Remember what I said about west coasters and their desire to hug and touch you? This proved itself again at our show in Oakdale, California. This was a show set up 3 or 4 days before it happened. The Wrath, Rebuilt, Horizons, some christian band, a local 3 piece, a local Pantera-influenced metal band (the singer looked straight out that metal club in Wayne's World), and of course we were all there to play to the throng of attendees. Despite that the "throng" was comprised of 20 or so people, I still managed to spent my whole night dodging hugs. God damn west coast hugs. It was a nightmare. I tried to resist, but it was to no avail. Those west coast arms will get you every time. I must admit though, there was one hug I returned.
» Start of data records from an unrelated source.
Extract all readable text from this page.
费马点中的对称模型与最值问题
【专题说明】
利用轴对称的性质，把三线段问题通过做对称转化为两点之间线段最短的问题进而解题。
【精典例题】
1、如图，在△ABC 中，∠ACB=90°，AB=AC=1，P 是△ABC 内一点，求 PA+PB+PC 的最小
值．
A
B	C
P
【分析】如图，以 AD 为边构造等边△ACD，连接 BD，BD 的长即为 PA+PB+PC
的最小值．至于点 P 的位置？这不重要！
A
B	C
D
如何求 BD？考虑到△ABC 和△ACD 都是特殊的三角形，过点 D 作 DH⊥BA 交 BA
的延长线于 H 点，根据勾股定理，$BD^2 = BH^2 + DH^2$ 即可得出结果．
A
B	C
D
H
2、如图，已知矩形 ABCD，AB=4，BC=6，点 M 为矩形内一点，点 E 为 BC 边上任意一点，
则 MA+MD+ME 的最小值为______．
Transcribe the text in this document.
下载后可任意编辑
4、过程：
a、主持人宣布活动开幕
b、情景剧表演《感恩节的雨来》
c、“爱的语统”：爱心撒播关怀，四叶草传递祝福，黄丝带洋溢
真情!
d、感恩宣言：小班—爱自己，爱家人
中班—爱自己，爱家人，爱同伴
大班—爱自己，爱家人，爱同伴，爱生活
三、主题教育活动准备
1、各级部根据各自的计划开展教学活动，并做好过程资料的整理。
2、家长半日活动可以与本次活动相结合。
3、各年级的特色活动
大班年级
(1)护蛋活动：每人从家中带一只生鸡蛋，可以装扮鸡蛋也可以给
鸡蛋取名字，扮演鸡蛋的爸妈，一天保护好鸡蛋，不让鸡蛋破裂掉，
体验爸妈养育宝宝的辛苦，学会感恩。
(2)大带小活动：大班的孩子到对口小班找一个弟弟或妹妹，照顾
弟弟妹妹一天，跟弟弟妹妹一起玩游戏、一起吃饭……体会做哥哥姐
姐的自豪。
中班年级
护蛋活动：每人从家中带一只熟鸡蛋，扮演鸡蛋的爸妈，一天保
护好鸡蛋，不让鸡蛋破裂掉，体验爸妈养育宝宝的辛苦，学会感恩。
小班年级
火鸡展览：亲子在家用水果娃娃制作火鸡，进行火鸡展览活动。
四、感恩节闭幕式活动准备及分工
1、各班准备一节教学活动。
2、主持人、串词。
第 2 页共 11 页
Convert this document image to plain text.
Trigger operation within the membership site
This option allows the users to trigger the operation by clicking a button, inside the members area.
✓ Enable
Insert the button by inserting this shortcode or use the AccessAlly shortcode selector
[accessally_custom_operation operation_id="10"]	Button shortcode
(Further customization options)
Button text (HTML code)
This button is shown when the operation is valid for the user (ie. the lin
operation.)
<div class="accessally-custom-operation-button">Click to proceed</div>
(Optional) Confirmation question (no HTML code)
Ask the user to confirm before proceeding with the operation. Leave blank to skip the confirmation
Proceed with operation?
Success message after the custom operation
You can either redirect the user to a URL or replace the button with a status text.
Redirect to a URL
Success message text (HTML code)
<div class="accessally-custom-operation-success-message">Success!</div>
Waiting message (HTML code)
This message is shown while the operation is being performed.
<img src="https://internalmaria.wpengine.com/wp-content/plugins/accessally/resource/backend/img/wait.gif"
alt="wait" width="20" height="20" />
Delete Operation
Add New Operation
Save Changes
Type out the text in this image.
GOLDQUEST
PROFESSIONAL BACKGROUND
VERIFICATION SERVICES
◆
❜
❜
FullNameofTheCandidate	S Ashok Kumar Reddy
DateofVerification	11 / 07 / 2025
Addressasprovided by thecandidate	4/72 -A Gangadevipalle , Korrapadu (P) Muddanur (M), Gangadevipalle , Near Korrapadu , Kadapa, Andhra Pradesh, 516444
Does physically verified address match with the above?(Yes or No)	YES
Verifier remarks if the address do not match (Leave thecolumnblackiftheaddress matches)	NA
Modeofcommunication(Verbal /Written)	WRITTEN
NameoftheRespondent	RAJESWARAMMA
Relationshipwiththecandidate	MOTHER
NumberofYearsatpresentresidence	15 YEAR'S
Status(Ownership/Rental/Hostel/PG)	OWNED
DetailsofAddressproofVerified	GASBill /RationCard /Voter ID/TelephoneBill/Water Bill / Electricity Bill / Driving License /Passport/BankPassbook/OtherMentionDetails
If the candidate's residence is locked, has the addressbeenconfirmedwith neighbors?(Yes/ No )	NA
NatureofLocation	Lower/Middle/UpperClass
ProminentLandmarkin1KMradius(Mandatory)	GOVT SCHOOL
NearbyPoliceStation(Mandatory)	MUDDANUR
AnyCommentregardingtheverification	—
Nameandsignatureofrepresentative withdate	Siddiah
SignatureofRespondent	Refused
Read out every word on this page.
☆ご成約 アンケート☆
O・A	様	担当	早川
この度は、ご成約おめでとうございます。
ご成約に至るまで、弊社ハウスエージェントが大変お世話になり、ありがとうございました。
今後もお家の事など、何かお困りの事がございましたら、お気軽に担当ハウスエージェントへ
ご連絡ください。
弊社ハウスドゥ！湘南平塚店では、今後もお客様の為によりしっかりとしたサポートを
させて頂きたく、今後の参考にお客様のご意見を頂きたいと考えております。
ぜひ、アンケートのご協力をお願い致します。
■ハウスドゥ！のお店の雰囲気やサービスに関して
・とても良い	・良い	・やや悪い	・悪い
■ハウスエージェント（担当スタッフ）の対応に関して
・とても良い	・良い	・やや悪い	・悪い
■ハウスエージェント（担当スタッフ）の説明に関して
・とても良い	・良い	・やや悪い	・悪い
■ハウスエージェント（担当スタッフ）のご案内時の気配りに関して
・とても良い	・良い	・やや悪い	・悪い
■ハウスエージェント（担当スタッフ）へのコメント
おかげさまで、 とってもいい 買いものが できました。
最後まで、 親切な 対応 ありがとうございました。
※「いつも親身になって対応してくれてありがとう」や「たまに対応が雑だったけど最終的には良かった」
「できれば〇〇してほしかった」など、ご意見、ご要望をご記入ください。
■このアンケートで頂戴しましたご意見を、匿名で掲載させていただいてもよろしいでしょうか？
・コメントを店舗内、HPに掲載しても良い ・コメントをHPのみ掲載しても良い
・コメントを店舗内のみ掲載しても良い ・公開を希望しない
A dude came over to me and said that he had gone vegetarian last year because of our music, and that- to me- is just about the greatest thing I could hear.... so going against everything I know, I squeezed that motherfucker tight.
The Wrath's set ruled as always. Dave and I worked on the video tour update (have you seen those yet? Search XKINGDOMX on youtube and they'll come up!) in the van during Rebuilt and Horizons (despite that tour is nothing but free time- very little of it can you use for anything other than driving or playing, so sometimes you have to miss bands even when you don't want to- which sucked- but I did get to pick up a Rebuilt 7", which did not.)
Now, I think mosh calls are stupid*, but when used for comedic purposes, can be great. (see: Bishop in Warsaw, Poland "THIS IS WARSAWWWWWWWWW!", or Battle! in Sarasota, Florida, "TAKE YOUR SHIRTS OFF AND FLEXXXXXX!") So, as a nod to our christian show-mates, I gave the only mosh-call of this tour, shouted with sincerity during the song "Pythoness", whilst grabbing my crotch: "Bible thump THIS motherfuckers!" The representatives of JCHC stayed behind their blessed merch table while the hug-loving heathens moshed in the name of clitoral pleasure. =)
After the show we drove through the night to my friend Jayme's house. We arrived t 4 am while she was getting ready for work, and we slept like babies until the time she got out of work, at 3pm. We hung with our new friend, Martine, played guitar hero (poorly, as seen in our tour update), and then piled in the van and headed to Murrieta, California, very, verrrry slowly. LA traffic is a doozy.
We got to the show just in time to deliver Wes (who had been with us since Reno) to his band, A Better Hope Foundation, and we finally got to see them play. They were so sweet!
During the last band The Wrath's merch table got flipped and our table was almost broken in half, so I guess in all I'd say it was a good show. This is me trying not to puke a burrito I had eaten on the way:
From there we said goodbye to Wes who had been reunited with his bandmates and hopped in the van, all in silly moods. Pierce and I sent texts to people we didn't know well or hadn't talked to in a long time, saying things like, "I want to suck your balls" or "I want to feel you cum", thinking it would be hilarious. But after the people we wrote to wrote back stoked, the joke was less funny (to us), so while our van-mates laughed at us, we dealt with the uncomfortable situations we had gotten ourselves into.
We woke up in the afternoon. Martine, Jayme, me and the dudes all headed to Hollywood to eat at a vegan soul food restaurant called Taste Of Life. See, the problem with a lot of west coast vegan food is that it caters to people who want to eat "healthy", and it tastes like what I imagine people who aren't vegan think vegan food tastes like- cardboard. Personally, if it made it more delicious, I would deep fry my morning oatmeal. So the idea of soul food on the west side of the US intrigued me but I did not have high hopes. But, my west coast stereotype be damned, The Taste Of Life seemed to be on the east coast side of vegan food- everything was oily (but not gross, just not made for anyone on a diet), and deeeeeelightful. Here's what I got:
Mac N Cheese, "Pork" roast, Kale
Cauliflower in an ocean of butter with cheese sauce on the side
We hung out with the owners, who force fed Ryan and Jayme (the two pickiest eaters on earth) free food, then took a crew shot before departing:
We said our regretful goodbyes, and headed on to what was to be one of our favorite nights of tour in Riverside, California.
*Unless you are Death Before Dishonor, 100 Demons, Skarhead or any other band of that genre. If Shattered Realm tells me to put someones head through a wall, watch out.